Real retail sales data improved in June, coming in at a 1.2% YoY, up from May’s 0.7% YoY increase.

Year-to-date, retail sales data have been on an uptrend, suggesting the domestic economy in Russia has gradually improved from last year.

This has been helped by disinflationary trends, with headline and core consumer price index continuously falling from 2016 and thus far.

In terms of leading indicators, Russia’s manufacturing Purchasing Managers’ Index (PMI) rose to a 50.3 reading in June, extending its expansionary trend and has improved since 1H16. The composite PMI came in at 54.8 in June, presenting an overall uptrend, and it’s thus likely the country’s economic growth would turn positive this year. Preliminary estimates of its 1Q gross domestic product, released in June, came in at 0.5% YoY, up from 0.3% YoY in 4Q16.

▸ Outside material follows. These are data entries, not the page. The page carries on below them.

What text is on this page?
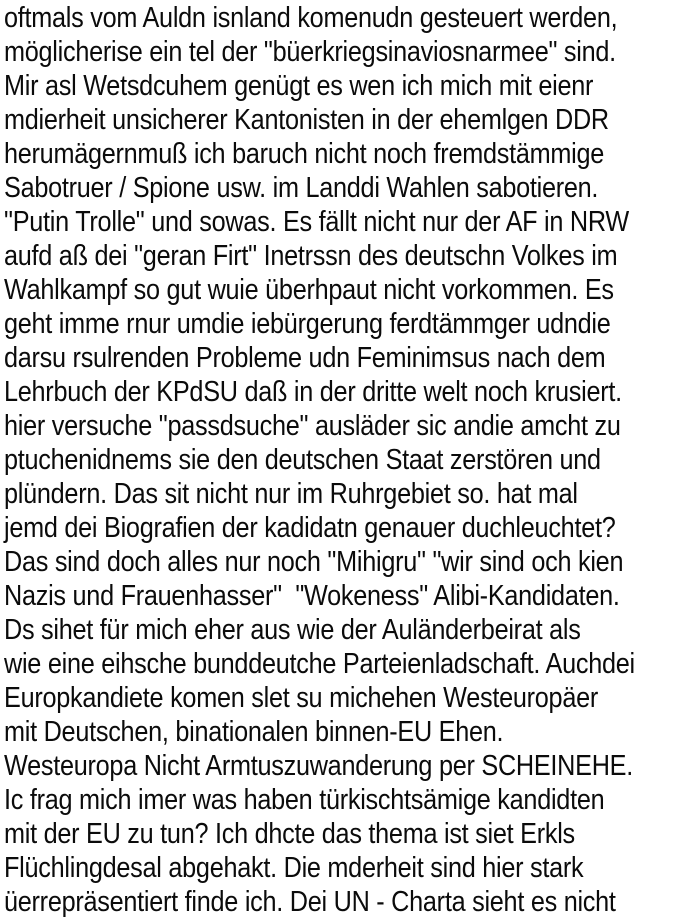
oftmals vom Auldn isnland komenudn gesteuert werden,
möglicherise ein tel der "büerkriegsinaviosnarmee" sind.
Mir asl Wetsdcuhem genügt es wen ich mich mit eienr
mdierheit unsicherer Kantonisten in der ehemlgen DDR
herumägernmuß ich baruch nicht noch fremdstämmige
Sabotruer / Spione usw. im Landdi Wahlen sabotieren.
"Putin Trolle" und sowas. Es fällt nicht nur der AF in NRW
aufd aß dei "geran Firt" Inetrssn des deutschn Volkes im
Wahlkampf so gut wuie überhpaut nicht vorkommen. Es
geht imme rnur umdie iebürgerung ferdtämmger udndie
darsu rsulrenden Probleme udn Feminimsus nach dem
Lehrbuch der KPdSU daß in der dritte welt noch krusiert.
hier versuche "passdsuche" ausläder sic andie amcht zu
ptuchenidnems sie den deutschen Staat zerstören und
plündern. Das sit nicht nur im Ruhrgebiet so. hat mal
jemd dei Biografien der kadidatn genauer duchleuchtet?
Das sind doch alles nur noch "Mihigru" "wir sind och kien
Nazis und Frauenhasser"  "Wokeness" Alibi-Kandidaten.
Ds sihet für mich eher aus wie der Auländerbeirat als
wie eine eihsche bunddeutche Parteienladschaft. Auchdei
Europkandiete komen slet su michehen Westeuropäer
mit Deutschen, binationalen binnen-EU Ehen.
Westeuropa Nicht Armtuszuwanderung per SCHEINEHE.
Ic frag mich imer was haben türkischtsämige kandidten
mit der EU zu tun? Ich dhcte das thema ist siet Erkls
Flüchlingdesal abgehakt. Die mderheit sind hier stark
üerrepräsentiert finde ich. Dei UN - Charta sieht es nicht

On June 16, the Bank of Russia slashed its key rate by 25 basis points to 9%, resulting in a total of 100 basis points cut in interest rates since the start of the year.

At this juncture, it is likely the central bank would continue to cut rates in the remaining quarters of this year, albeit gradually, and this should continue to support the recovering economy.

As of July 20, the Russian equity market trades at estimated price-earnings (PE) ratios of 6.6 times and 5.9 times for 2017 and 2018 respectively, representing a discount from its seven times fair PE ratio.

With oil prices expected to average higher in 2017 compared to 2016, it remains likely earnings of Russian oil companies would be supported over the coming quarters.

Additionally, the earnings of Russian companies in general would likely be able to benefit from the country’s improving economic fundamentals.